Pablo Picasso, Femme accoudée, pastel on paper, 1921. Estimate: $10-15 million.

Picasso's inspiration in creating pastel Women accommodated, 1921 ($10-15 million) was twofold, pursuing parallel interests in subject matter and style. The model is the artist's wife, Olga, née Khokhlova, whom she met in 1917 while she was a principal dancer in Serge Diaghilev's Les Ballets Russes. They married the following year and shortly thereafter took an apartment on rue la Boétie, the new epicenter of the Parisian art trade. Sales were making a rich man out of Picasso. On February 4, 1921, Olga presented husband, with a son as firstborn, her only male heir on her side of the Ruiz-Picasso family. The grateful artist celebrated the event in a series of motherhood drawings and paintings, while also honoring Olga as a timeless model of graceful and fruitful femininity in figure paintings and portraits.

Typically, Picasso loved the idea of ​​working against the tide and contravened "the call to order" in the aberrant proportions of face and body he chose to use in his classical figures. In Femme accoudée, Picasso subjected Olga's finely boned Slavic features to subtle Rococo distortions, enlarging the space between her eyes while miniaturizing her lips. Also present here, as a hallmark of Picasso's classical manner, is the apparent enlargement of the model's arms and hands. This anti-naturalistic suppleness in plastic forms derives from precedents in Picasso's earlier figurative styles, as well as in his Cubist practice, and was to prevail in all of his subsequent work.

Painted November 28, 1924, Envelope de woman au Sheer Blue di Pablo Picasso ($8-12 million) – pictured at left, is among the latest in a series of elegant and hauntingly enigmatic neoclassical portraits the artist painted during the early years of the decade. Dark hair, the sitter's pensive, melancholy gaze, and refined, perfectly chiseled features immediately reveal Olga Khokhlova's presence and character. This painting shows the pinnacle and subtle power of expression that Picasso could conjure while working in the coldly sensual, urban style of portraiture that Olga had inspired in her work. In a few months, the artist's decades-long fascination with classicism would give way to a wholly transformative immersion in the convulsive intensity of the Surrealist revolution.
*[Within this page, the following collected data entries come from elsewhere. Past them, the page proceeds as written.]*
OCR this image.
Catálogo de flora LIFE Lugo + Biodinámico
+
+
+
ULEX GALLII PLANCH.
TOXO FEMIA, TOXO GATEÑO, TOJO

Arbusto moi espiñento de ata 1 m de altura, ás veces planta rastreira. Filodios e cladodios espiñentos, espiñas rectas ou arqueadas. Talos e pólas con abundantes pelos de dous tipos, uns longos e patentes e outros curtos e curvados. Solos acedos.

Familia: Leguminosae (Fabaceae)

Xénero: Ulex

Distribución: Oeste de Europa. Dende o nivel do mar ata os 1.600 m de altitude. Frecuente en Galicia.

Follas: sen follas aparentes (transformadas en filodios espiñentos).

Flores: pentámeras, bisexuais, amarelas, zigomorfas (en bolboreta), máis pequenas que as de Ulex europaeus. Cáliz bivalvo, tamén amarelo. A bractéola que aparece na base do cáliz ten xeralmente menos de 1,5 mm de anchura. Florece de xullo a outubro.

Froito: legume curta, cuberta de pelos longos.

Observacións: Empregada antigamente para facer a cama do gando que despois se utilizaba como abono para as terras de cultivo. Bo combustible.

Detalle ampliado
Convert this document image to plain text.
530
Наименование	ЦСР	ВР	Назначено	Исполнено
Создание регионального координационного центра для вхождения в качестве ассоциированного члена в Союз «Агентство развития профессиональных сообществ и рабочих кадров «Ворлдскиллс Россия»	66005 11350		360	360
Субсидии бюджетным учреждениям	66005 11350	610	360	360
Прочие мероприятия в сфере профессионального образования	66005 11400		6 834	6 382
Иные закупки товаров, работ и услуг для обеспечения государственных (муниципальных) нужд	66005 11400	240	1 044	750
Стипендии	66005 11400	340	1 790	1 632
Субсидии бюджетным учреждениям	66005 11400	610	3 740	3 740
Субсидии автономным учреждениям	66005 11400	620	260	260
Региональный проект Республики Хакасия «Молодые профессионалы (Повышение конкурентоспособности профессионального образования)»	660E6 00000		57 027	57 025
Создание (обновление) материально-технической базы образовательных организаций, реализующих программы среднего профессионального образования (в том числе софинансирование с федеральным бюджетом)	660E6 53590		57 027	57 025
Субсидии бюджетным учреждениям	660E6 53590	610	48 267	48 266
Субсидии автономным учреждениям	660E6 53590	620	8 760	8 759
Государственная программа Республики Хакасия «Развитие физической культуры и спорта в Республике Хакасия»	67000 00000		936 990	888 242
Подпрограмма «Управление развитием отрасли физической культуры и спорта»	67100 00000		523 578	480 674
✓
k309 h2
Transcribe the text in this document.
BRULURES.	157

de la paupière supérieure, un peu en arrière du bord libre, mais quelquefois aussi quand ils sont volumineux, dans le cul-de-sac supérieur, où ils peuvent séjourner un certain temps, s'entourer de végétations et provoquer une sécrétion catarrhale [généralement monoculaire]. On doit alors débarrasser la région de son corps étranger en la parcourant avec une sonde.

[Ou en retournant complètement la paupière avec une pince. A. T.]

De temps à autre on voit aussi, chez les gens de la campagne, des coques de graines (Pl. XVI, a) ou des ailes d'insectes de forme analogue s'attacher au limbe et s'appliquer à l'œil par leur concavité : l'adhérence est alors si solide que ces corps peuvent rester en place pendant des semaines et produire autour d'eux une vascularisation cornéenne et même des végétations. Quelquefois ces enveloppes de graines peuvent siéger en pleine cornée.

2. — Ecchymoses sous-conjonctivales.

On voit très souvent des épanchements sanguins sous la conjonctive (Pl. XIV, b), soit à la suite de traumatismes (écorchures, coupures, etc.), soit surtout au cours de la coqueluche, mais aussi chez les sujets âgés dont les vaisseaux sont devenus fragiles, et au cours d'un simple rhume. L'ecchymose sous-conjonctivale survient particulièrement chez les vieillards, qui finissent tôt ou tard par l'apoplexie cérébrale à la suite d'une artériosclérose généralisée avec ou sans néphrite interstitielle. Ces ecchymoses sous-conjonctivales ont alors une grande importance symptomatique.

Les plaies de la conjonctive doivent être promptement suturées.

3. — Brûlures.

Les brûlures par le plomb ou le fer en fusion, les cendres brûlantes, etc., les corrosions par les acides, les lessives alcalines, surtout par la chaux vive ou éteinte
Painted in 1896, Dancer ($6-8 million) is among the most important works by Henri de Toulouse-Lautrec in the ballet theme. As Lautrec entered his studio, he stared at his model as she adjusted the layers of tulle in the ballet tutu he'd just donned in preparation for their work session together. Leaning against a large mirror, the young woman would appear to the artist as if she were bowing to an audience. Her off-centre stance, the angled polygon of her shoulders and her bent-back arms created an extemporaneous and pictorially perfect contrasting effect. Quickly appreciating the beauty of the moment, Lautrec painted his model just like that. The result is a quiet and mysterious painting, a serendipitous success of timing and observation, a sensitive evocation of a solitary figure in an intimate and moody setting. Lautrec's Danseuse includes in its distinguished provenance the renowned German dealer Justin K. Thannhauser, whose collection has been given its own wing in the Solomon R. Guggenheim Museum, New York. A subsequent owner was Arthur Murray, a ball-room dancing specialist, who developed lessons and trained instructors in the business. In 1938 Murray founded the dance franchise that bears his name.